With that in mind, we recently released the general availability of Microsoft 365 Records Management to provide you with significantly greater depth in protecting and governing critical data. With Records Management, you can classify, retain, review, dispose, and manage content without compromising productivity or data security. Records Management also uses machine learning capabilities to identify and classify regulatory, legal, and business critical records at scale. In addition, it can help you demonstrate compliance with regulations through defensible audit trails and proof of destruction.
Compliance and security in Microsoft Teams
With the move to remote work, many companies are operating solely in platforms like Microsoft Teams to stay connected, productive, and collaborative and keep their businesses moving forward. However, the move to remote work only seems to amplify the need for security, privacy, and compliance. We built Teams with that mind. Data in Teams is encrypted at rest and in transport, and uses secure real-time protocol for video, audio, and desktop sharing.

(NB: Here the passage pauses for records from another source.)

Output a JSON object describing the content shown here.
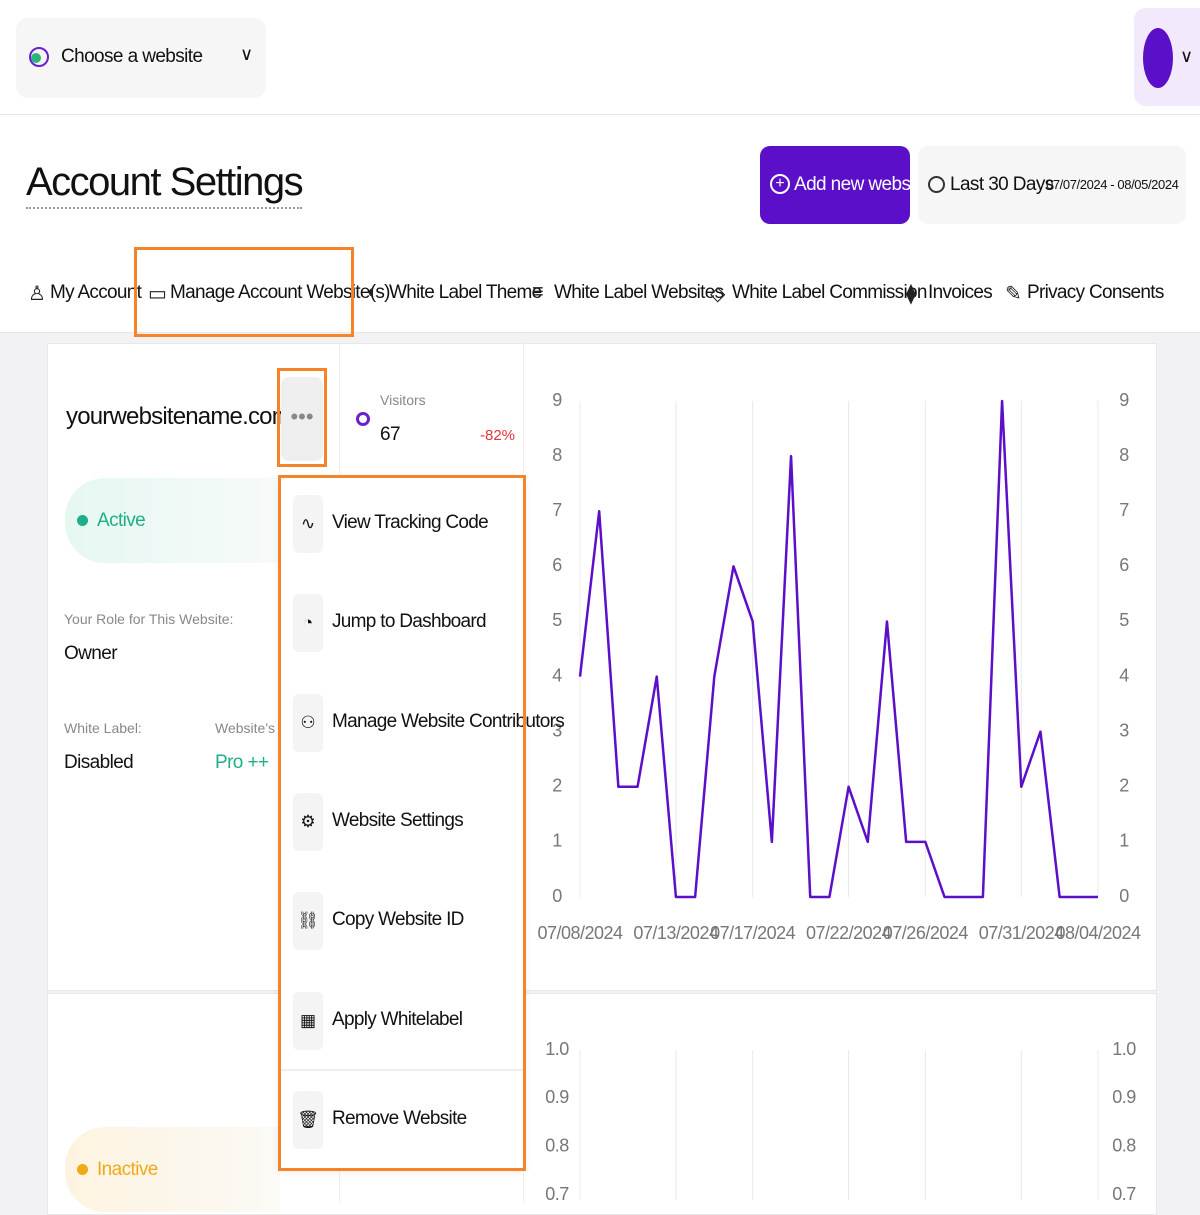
{
  "header": {
    "site_selector": "Choose a website"
  },
  "page": {
    "title": "Account Settings",
    "add_button": "Add new website",
    "date_label": "Last 30 Days",
    "date_range": "07/07/2024 - 08/05/2024"
  },
  "tabs": [
    "My Account",
    "Manage Account Website(s)",
    "White Label Theme",
    "White Label Websites",
    "White Label Commission",
    "Invoices",
    "Privacy Consents"
  ],
  "website": {
    "name": "yourwebsitename.com",
    "status": "Active",
    "role_label": "Your Role for This Website:",
    "role": "Owner",
    "white_label_label": "White Label:",
    "white_label": "Disabled",
    "plan_label": "Website's Pri",
    "plan": "Pro ++",
    "visitors_label": "Visitors",
    "visitors": 67,
    "visitors_change": "-82%"
  },
  "menu": [
    "View Tracking Code",
    "Jump to Dashboard",
    "Manage Website Contributors",
    "Website Settings",
    "Copy Website ID",
    "Apply Whitelabel",
    "Remove Website"
  ],
  "website2": {
    "status": "Inactive"
  },
  "chart_data": [
    {
      "type": "line",
      "categories": [
        "07/08/2024",
        null,
        null,
        null,
        null,
        "07/13/2024",
        null,
        null,
        null,
        "07/17/2024",
        null,
        null,
        null,
        null,
        "07/22/2024",
        null,
        null,
        null,
        "07/26/2024",
        null,
        null,
        null,
        null,
        "07/31/2024",
        null,
        null,
        null,
        "08/04/2024"
      ],
      "series": [
        {
          "name": "Visitors",
          "color": "#5b0fc8",
          "values": [
            4,
            7,
            2,
            2,
            4,
            0,
            0,
            4,
            6,
            5,
            1,
            8,
            0,
            0,
            2,
            1,
            5,
            1,
            1,
            0,
            0,
            0,
            9,
            2,
            3,
            0,
            0,
            0
          ]
        }
      ],
      "ylim": [
        0,
        9
      ],
      "yticks": [
        0,
        1,
        2,
        3,
        4,
        5,
        6,
        7,
        8,
        9
      ],
      "y2lim": [
        0,
        9
      ],
      "y2ticks": [
        0,
        1,
        2,
        3,
        4,
        5,
        6,
        7,
        8,
        9
      ],
      "grid": true
    },
    {
      "type": "line",
      "ylim": [
        0.7,
        1
      ],
      "yticks": [
        {
          "value": 1,
          "label": "1.0"
        },
        {
          "value": 0.9,
          "label": "0.9"
        },
        {
          "value": 0.8,
          "label": "0.8"
        },
        {
          "value": 0.7,
          "label": "0.7"
        }
      ],
      "y2lim": [
        0.7,
        1
      ],
      "y2ticks": [
        {
          "value": 1,
          "label": "1.0"
        },
        {
          "value": 0.9,
          "label": "0.9"
        },
        {
          "value": 0.8,
          "label": "0.8"
        },
        {
          "value": 0.7,
          "label": "0.7"
        }
      ],
      "grid": true
    }
  ]
}
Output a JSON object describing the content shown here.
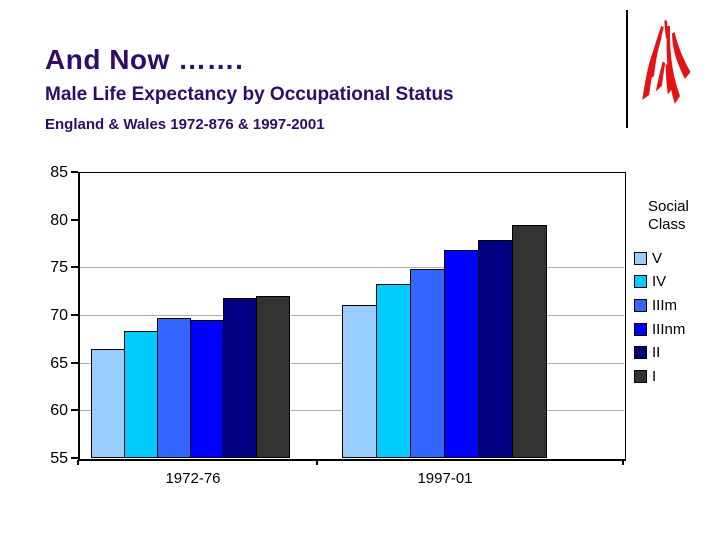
{
  "slide": {
    "title": "And Now …….",
    "subtitle": "Male Life Expectancy by Occupational Status",
    "subtitle2": "England & Wales 1972-876 & 1997-2001"
  },
  "colors": {
    "title_text": "#300C69",
    "logo_red": "#E41414",
    "gridline": "#ABABAB",
    "axis_text": "#000000"
  },
  "chart_data": {
    "type": "bar",
    "title": "Male Life Expectancy by Occupational Status",
    "categories": [
      "1972-76",
      "1997-01"
    ],
    "series": [
      {
        "name": "V",
        "color": "#99CCFF",
        "values": [
          66.4,
          71.0
        ]
      },
      {
        "name": "IV",
        "color": "#00CCFF",
        "values": [
          68.3,
          73.3
        ]
      },
      {
        "name": "IIIm",
        "color": "#3366FF",
        "values": [
          69.7,
          74.8
        ]
      },
      {
        "name": "IIInm",
        "color": "#0000FF",
        "values": [
          69.5,
          76.8
        ]
      },
      {
        "name": "II",
        "color": "#000080",
        "values": [
          71.8,
          77.9
        ]
      },
      {
        "name": "I",
        "color": "#333333",
        "values": [
          72.0,
          79.4
        ]
      }
    ],
    "xlabel": "",
    "ylabel": "",
    "ylim": [
      55,
      85
    ],
    "yticks": [
      55,
      60,
      65,
      70,
      75,
      80,
      85
    ],
    "gridline_values": [
      60,
      65,
      70,
      75
    ],
    "grid": "horizontal-partial",
    "legend_title": "Social Class",
    "legend_position": "right"
  }
}
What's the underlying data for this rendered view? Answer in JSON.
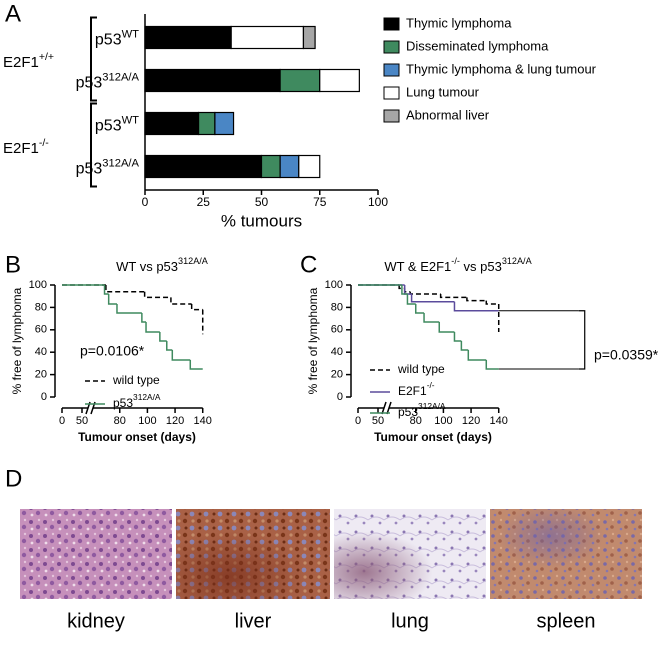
{
  "panel_labels": [
    "A",
    "B",
    "C",
    "D"
  ],
  "chart_data": [
    {
      "type": "bar",
      "orientation": "horizontal",
      "stacked": true,
      "xlabel": "% tumours",
      "groups": [
        [
          "E2F1",
          "+/+"
        ],
        [
          "E2F1",
          "-/-"
        ]
      ],
      "categories": [
        [
          "p53",
          "WT"
        ],
        [
          "p53",
          "312A/A"
        ],
        [
          "p53",
          "WT"
        ],
        [
          "p53",
          "312A/A"
        ]
      ],
      "xlim": [
        0,
        100
      ],
      "xticks": [
        0,
        25,
        50,
        75,
        100
      ],
      "series": [
        {
          "name": "Thymic lymphoma",
          "color": "#000000",
          "values": [
            37,
            58,
            23,
            50
          ]
        },
        {
          "name": "Disseminated lymphoma",
          "color": "#3f8a5f",
          "values": [
            0,
            17,
            7,
            8
          ]
        },
        {
          "name": "Thymic lymphoma & lung tumour",
          "color": "#4a86c5",
          "values": [
            0,
            0,
            8,
            8
          ]
        },
        {
          "name": "Lung tumour",
          "color": "#ffffff",
          "values": [
            31,
            17,
            0,
            9
          ]
        },
        {
          "name": "Abnormal liver",
          "color": "#a6a6a6",
          "values": [
            5,
            0,
            0,
            0
          ]
        }
      ]
    },
    {
      "type": "line",
      "step": true,
      "title": [
        "WT vs p53",
        "312A/A"
      ],
      "xlabel": "Tumour onset (days)",
      "ylabel": "% free of lymphoma",
      "xlim": [
        0,
        140
      ],
      "xbreak": [
        50,
        65
      ],
      "xticks": [
        0,
        50,
        80,
        100,
        120,
        140
      ],
      "ylim": [
        0,
        100
      ],
      "yticks": [
        0,
        20,
        40,
        60,
        80,
        100
      ],
      "annotation": "p=0.0106*",
      "series": [
        {
          "name": "wild type",
          "color": "#000000",
          "dashed": true,
          "x": [
            0,
            70,
            98,
            117,
            132,
            140
          ],
          "values": [
            100,
            94,
            89,
            83,
            78,
            56
          ]
        },
        {
          "name": [
            "p53",
            "312A/A"
          ],
          "color": "#3f8a5f",
          "dashed": false,
          "x": [
            0,
            69,
            72,
            78,
            96,
            99,
            109,
            114,
            118,
            131,
            140
          ],
          "values": [
            100,
            92,
            83,
            75,
            67,
            58,
            50,
            42,
            33,
            25,
            25
          ]
        }
      ]
    },
    {
      "type": "line",
      "step": true,
      "title": [
        "WT & E2F1",
        "-/-",
        " vs p53",
        "312A/A"
      ],
      "xlabel": "Tumour onset (days)",
      "ylabel": "% free of lymphoma",
      "xlim": [
        0,
        140
      ],
      "xbreak": [
        50,
        65
      ],
      "xticks": [
        0,
        50,
        80,
        100,
        120,
        140
      ],
      "ylim": [
        0,
        100
      ],
      "yticks": [
        0,
        20,
        40,
        60,
        80,
        100
      ],
      "annotation": "p=0.0359*",
      "series": [
        {
          "name": "wild type",
          "color": "#000000",
          "dashed": true,
          "x": [
            0,
            68,
            72,
            76,
            98,
            117,
            131,
            140
          ],
          "values": [
            100,
            97,
            94,
            92,
            89,
            86,
            83,
            58
          ]
        },
        {
          "name": [
            "E2F1",
            "-/-"
          ],
          "color": "#5b4b9c",
          "dashed": false,
          "x": [
            0,
            72,
            77,
            108,
            140
          ],
          "values": [
            100,
            92,
            85,
            77,
            77
          ]
        },
        {
          "name": [
            "p53",
            "312A/A"
          ],
          "color": "#3f8a5f",
          "dashed": false,
          "x": [
            0,
            70,
            74,
            80,
            86,
            97,
            108,
            113,
            118,
            131,
            140
          ],
          "values": [
            100,
            92,
            83,
            75,
            67,
            58,
            50,
            42,
            33,
            25,
            25
          ]
        }
      ]
    }
  ],
  "histology": [
    "kidney",
    "liver",
    "lung",
    "spleen"
  ]
}
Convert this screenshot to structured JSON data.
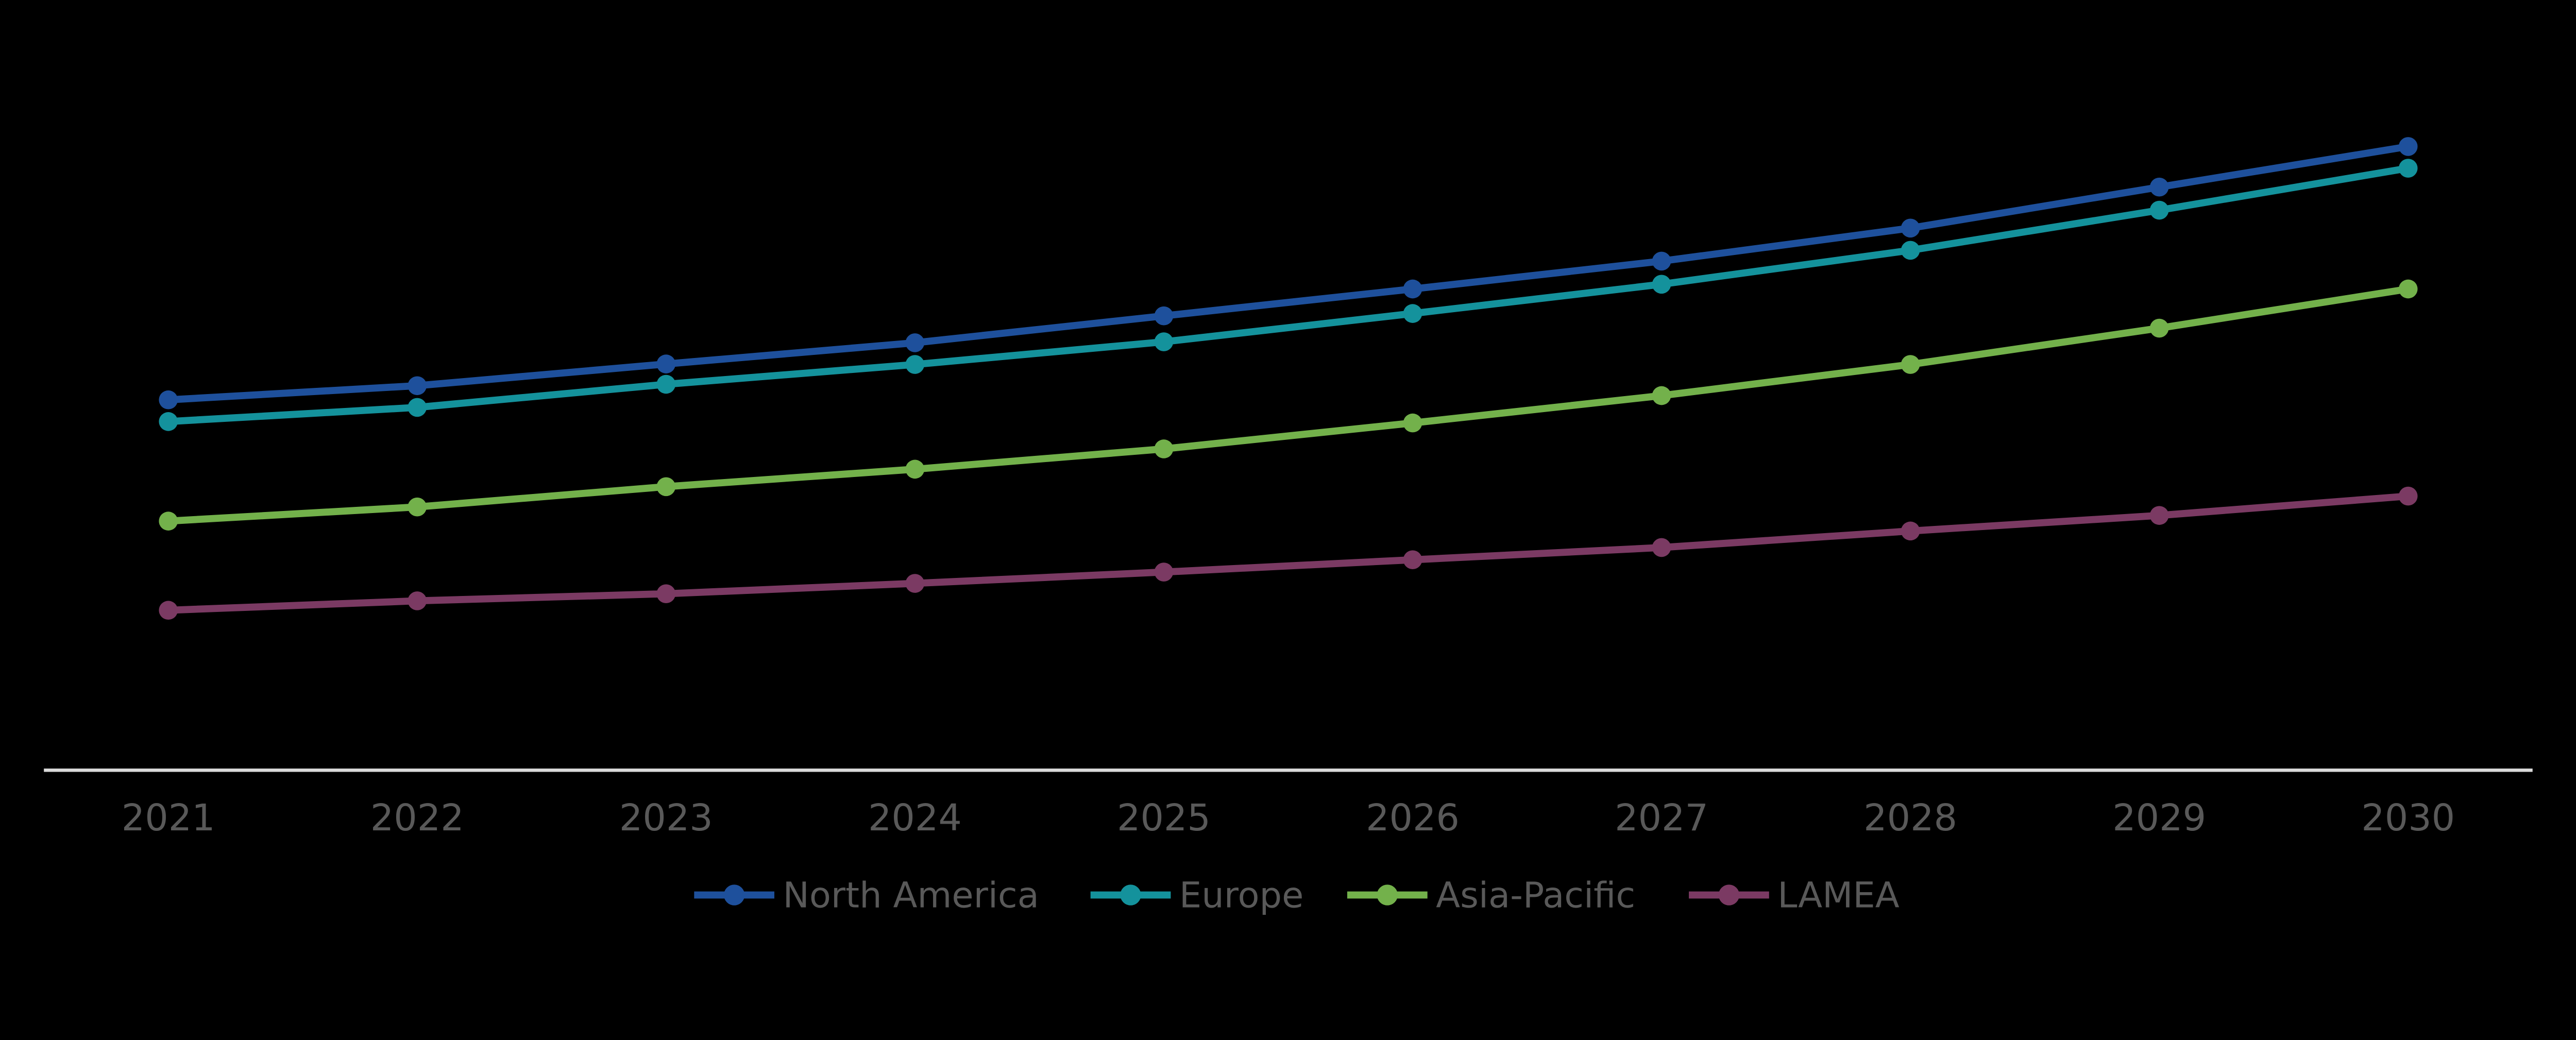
{
  "page": {
    "background_color": "#000000"
  },
  "chart_data": {
    "type": "line",
    "title": "",
    "xlabel": "",
    "ylabel": "",
    "categories": [
      2021,
      2022,
      2023,
      2024,
      2025,
      2026,
      2027,
      2028,
      2029,
      2030
    ],
    "series": [
      {
        "name": "North America",
        "color": "#1E509C",
        "values": [
          78.5,
          81.5,
          86.1,
          90.6,
          96.3,
          102.0,
          107.9,
          114.9,
          123.6,
          132.2
        ]
      },
      {
        "name": "Europe",
        "color": "#14929C",
        "values": [
          73.9,
          76.9,
          81.8,
          86.0,
          90.8,
          96.8,
          103.0,
          110.2,
          118.7,
          127.6
        ]
      },
      {
        "name": "Asia-Pacific",
        "color": "#73B14B",
        "values": [
          52.8,
          55.8,
          60.1,
          63.8,
          68.1,
          73.6,
          79.4,
          86.0,
          93.7,
          102.0
        ]
      },
      {
        "name": "LAMEA",
        "color": "#7B3A63",
        "values": [
          33.9,
          35.9,
          37.4,
          39.6,
          42.0,
          44.6,
          47.2,
          50.7,
          54.0,
          58.1
        ]
      }
    ],
    "ylim": [
      0,
      150
    ],
    "y_axis_visible": false,
    "grid": false,
    "marker": "circle",
    "legend_position": "bottom",
    "legend_labels": [
      "North America",
      "Europe",
      "Asia-Pacific",
      "LAMEA"
    ],
    "axis_line_color": "#D9D9D9",
    "tick_label_color": "#595959",
    "legend_text_color": "#595959",
    "value_scale_note": "no y-axis labels shown; values estimated in arbitrary units from plot heights"
  }
}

Last month, we shared that there are also several tools that help you remain in control and protect sensitive documents and data in Microsoft 365. For example, you can restrict Teams experiences for guests and people outside of your organization. You can also govern the apps to which each user has access. Setting up DLP policies in Teams can protect your data and take specific actions when sensitive information is shared.
There’s so much more. Read the Microsoft 365 blog for details.
Managing insider risk and maintaining your culture
We also know that stressful events contribute to the likelihood of insider risks, such as leakages, IP theft, or data harassment. Insider Risk Management looks at activity from across Microsoft 365, including Teams, to identify potential suspicious activity early.
Communication Compliance, part of the new Insider Risk Management solution set in Microsoft 365, leverages machine learning to quickly identify and take action on code of conduct policy violations in company communications channels, including Teams. Communication Compliance reasons over language used in Teams—and now also Yammer—which may indicate issues related to threats (harm to oneself or others). Detecting this type of language in a timely manner not only minimizes the impact of internal risk, but also can help to support employee mental health in uncertain times like this.
Commitment to continued investment
This new remote work world makes data protection, governance, and security arguably more important than ever. We continue to innovate across Microsoft 365 Compliance to ensure you have the tools you need to help keep your data safe while addressing compliance and proper risk management.